Well - you have to make allowance for
how quickly this stuff is improving. Last year DALL-E seemed amazing despite the weird faces and six-fingered hands, but some of the stuff coming out of Midjourney just a year later is really quite impressive :
https://www.midjourney.com/showcase/recent/
[yes a lot of it reflects the preoccupations of its users, but there's usually one or two creative gems on that page in amongst the dragons and comic-book fantasies. And sure, even Midjourney is not perfect, there's often AI "tells" somewhere in the image, but they're a lot more subtle than the 6 fingers and distorted faces of a year ago.]
Artists will still be necessary in the future.
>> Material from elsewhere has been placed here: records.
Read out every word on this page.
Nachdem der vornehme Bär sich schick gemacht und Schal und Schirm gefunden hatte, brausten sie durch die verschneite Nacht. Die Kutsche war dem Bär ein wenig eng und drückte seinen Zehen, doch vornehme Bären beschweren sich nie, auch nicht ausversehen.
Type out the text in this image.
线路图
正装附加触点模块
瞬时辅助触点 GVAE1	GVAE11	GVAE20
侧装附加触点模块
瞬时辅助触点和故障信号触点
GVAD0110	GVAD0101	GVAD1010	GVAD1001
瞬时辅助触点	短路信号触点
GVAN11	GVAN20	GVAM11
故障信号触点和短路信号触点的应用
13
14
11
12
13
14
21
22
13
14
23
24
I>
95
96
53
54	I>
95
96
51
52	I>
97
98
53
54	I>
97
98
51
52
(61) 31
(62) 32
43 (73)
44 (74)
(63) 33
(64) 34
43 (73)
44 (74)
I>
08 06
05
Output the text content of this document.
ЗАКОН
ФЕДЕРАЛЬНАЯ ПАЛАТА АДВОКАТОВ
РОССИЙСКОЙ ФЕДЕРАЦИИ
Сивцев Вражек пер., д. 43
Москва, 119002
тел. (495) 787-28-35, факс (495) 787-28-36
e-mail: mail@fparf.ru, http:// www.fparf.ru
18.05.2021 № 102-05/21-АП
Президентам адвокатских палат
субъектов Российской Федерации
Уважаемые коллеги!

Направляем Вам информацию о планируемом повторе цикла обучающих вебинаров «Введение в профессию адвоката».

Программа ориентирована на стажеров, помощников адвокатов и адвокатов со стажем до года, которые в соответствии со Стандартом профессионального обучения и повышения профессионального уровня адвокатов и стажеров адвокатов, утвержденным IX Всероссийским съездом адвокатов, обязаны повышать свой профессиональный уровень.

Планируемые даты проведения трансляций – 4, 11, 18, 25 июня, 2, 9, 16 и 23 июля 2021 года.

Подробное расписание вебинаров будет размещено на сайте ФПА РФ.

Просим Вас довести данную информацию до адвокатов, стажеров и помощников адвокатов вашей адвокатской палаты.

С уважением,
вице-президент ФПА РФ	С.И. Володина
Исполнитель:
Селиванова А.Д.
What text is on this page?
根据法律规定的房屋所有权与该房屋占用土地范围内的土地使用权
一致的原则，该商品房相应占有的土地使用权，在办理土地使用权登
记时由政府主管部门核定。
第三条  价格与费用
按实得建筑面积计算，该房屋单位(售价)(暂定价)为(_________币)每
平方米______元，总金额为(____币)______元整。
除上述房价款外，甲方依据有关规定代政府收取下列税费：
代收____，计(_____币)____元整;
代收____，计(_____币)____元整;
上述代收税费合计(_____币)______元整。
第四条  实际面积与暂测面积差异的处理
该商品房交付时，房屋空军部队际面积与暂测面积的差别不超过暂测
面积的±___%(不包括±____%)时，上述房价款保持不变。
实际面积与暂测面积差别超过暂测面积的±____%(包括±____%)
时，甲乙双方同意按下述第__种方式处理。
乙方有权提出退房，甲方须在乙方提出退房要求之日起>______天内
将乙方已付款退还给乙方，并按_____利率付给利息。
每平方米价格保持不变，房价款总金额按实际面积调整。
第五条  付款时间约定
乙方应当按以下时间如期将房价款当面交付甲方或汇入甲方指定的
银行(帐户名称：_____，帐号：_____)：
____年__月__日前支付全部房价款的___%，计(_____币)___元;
No doubt there were similar debates when photography was in its infancy in the 19th century, yet we still have artists. But the vast majority of images now are photographs, taken by people who are not skilled artists, often for mundane and not particularly "artistic" reasons. For instance I take photos at full stretch to read my gas meter as otherwise I have to move a bunch of stuff to get to it. If photography didn't exist - if digital photography in a device I carry with me all the time, didn't exist - I wouldn't be employing an artist to paint my gas meter reading so a new use like this is not a threat to an artist's living.
New technology can create uses for itself, and in this case it has the potential to make homebrew labels "better". Sure, for some people the creative process of designing a label is almost more enjoyable than brewing the beer; for some it's tedious, and for others it's somewhere in between. We're all different. Same with photography - some artists lost their jobs as a direct result, other artists use photography as just another tool in their art, some people who would have become artists became photographers instead.
It's never - dare one say it - black and white.